“Caro Goffredo, con questa mia lettera ti mando i miei auguri di Natale e Anno Nuovo, e ti racconto, per l’occasione, un fatto vero (vero almeno in parte, e fino a un certo punto)”.
Chissà cosa avrebbe detto la scrittrice (o scrittore, come voleva la si chiamasse) Elsa Morante, alla notizia che l’incipit di una lettera da lei scritta a Goffredo Fofi il 21 dicembre 1971, avrebbe “maldestramente e liberamente” ispirato Alice Rohrwacher a farne un mediometraggio (38 minuti) capace di arrivare nella cinquina finalista agli Oscar per il miglior cortometraggio 2023. L’Italia c’è, con Le Pupille.
“Dedico la nomination all’Oscar alle bambine cattive, che cattive non sono affatto e che sono in lotta ovunque nel mondo”, dichiara la regista toscana classe 1981. È lo sguardo dell’innocenza a colpire ancora una volta, come quello di Lazzaro in Lazzaro felice (Miglior sceneggiatura al Festival di Cannes del 2018) mentre la fusione della sfera reale e quella della fiaba, ovvero il mondo creato da Alice, è il luogo deputato allo spettatore: un luogo dove si arriva silenziosamente, come quelle onde lunghe che si spalmano sulla battigia senza far rumore e levano tutto, tranne la tenerezza.
Con la tenerezza di Serafina (Melissa Falasconi), la bambina protagonista di questa nuova messa in scena tutta al femminile, si sgretola il regime ferreo e intransigente che vige all’interno delle mura di un collegio di suore nella Bologna degli anni ’40. In piena guerra, la severa Madre Superiora interpretata da un’algida Alba Rohrwacher, cerca di amministrare i tempi duri e di carestia del convitto nei giorni dell’Avvento e lo fa insieme alle intercessioni innocenti delle “orfanelle sante”, bambine un po’ magiche soprattutto per una ricca signora sopra le righe, l’innamorata Rosa (Valeria Bruni Tedeschi), che cerca da quest’ultime le orazioni con la speranza di ritrovare l’amore di un uomo.
Il dono previsto dalla devota donna per la grazia richiesta è una spropositata zuppa inglese lavorata con ben settanta uova, che è poi l’antefatto di quest’opera prodotta da Alfonso Cuarón insieme a Carlo Cresto-Dina. “Le bambine obbedienti non possono muoversi, ma le loro pupille possono ballare la danza scatenata della libertà” si legge nelle note di regia.
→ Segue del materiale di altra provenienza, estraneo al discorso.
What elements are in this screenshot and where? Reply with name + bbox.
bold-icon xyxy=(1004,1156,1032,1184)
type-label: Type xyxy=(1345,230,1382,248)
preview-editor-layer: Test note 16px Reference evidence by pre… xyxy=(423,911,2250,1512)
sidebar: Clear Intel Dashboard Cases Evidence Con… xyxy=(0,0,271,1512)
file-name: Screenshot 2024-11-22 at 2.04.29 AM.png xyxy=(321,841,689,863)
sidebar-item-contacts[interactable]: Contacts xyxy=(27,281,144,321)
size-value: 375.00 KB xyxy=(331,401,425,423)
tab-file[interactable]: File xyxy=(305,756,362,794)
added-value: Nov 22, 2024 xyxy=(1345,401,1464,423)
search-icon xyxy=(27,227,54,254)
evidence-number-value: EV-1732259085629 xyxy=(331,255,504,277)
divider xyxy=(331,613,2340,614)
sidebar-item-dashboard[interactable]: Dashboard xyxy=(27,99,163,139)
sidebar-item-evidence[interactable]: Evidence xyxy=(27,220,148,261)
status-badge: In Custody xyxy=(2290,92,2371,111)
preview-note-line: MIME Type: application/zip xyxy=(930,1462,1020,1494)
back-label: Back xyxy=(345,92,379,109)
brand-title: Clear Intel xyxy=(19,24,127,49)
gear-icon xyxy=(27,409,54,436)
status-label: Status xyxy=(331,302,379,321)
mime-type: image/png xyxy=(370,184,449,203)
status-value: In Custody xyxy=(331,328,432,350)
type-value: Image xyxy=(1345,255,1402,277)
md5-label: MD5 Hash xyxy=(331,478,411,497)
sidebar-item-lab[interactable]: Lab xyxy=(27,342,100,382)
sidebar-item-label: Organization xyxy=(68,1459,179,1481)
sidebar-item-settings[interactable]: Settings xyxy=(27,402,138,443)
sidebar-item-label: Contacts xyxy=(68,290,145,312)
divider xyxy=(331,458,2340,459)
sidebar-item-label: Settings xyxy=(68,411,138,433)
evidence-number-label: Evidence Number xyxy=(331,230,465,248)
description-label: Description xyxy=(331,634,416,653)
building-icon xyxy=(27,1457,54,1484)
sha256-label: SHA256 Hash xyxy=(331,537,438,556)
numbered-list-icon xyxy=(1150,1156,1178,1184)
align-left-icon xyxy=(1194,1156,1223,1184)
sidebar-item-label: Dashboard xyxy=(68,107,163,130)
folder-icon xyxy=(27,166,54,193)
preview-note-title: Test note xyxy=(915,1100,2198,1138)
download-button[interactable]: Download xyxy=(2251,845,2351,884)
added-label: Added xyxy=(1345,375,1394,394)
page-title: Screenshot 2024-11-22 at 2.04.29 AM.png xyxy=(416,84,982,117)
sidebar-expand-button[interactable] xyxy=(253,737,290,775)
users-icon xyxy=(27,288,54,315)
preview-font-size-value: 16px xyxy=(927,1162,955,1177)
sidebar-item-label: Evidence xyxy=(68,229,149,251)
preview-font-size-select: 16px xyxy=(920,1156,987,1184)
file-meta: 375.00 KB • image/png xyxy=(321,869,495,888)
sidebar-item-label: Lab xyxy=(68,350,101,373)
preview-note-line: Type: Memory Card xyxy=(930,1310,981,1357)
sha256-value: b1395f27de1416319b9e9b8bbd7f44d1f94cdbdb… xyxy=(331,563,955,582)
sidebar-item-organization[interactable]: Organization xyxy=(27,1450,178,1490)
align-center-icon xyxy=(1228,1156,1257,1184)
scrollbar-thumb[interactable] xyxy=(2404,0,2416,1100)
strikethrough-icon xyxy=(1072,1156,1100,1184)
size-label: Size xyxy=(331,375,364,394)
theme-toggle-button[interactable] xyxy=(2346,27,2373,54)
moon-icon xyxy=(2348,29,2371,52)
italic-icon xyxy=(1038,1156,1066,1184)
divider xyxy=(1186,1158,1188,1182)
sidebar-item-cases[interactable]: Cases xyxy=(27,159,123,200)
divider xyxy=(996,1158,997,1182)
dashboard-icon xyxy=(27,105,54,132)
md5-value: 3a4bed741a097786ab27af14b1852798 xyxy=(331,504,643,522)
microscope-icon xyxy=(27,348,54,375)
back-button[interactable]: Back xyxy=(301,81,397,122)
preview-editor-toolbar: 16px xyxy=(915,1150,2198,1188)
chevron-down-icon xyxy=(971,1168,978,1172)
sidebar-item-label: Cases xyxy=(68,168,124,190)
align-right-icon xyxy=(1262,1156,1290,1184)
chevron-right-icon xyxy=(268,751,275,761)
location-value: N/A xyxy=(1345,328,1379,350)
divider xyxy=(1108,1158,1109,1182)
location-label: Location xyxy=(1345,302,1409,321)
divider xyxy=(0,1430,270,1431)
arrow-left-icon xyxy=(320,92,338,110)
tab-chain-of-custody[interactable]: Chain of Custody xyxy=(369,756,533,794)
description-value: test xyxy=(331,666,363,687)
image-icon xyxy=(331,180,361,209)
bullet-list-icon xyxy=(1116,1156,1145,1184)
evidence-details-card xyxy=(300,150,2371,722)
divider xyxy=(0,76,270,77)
Quella prelibatezza di dolciume, il desiderio effimero in un momento di carestia, accende la libertà degli occhi che possono prendere, mangiare, rubare, allontanare generando una ribellione della condivisione che sa “vedere” la persona. Ci cura dall’affanno quotidiano, questo piccolo film, ci porta a tradire l’immagine della succulenta torta rossa come in un dipinto di Magritte: “Ceci n’est pas une tarte”!
E mentre il testo della lettera è nel canto (anche chi scrive non riesce a fare a meno di fischiettare il motivo musicale), il film ci ricorda che “Pupille” - dal latino pupilla - vuol dire “bambine” ed è bello che Alice Rohrwacher ci faccia scoprire che ognuno di noi ha una bambina negli occhi, quasi a non temere la cattiveria destinata a soccombere sotto le forze governate da bontà, gentilezza e generosità.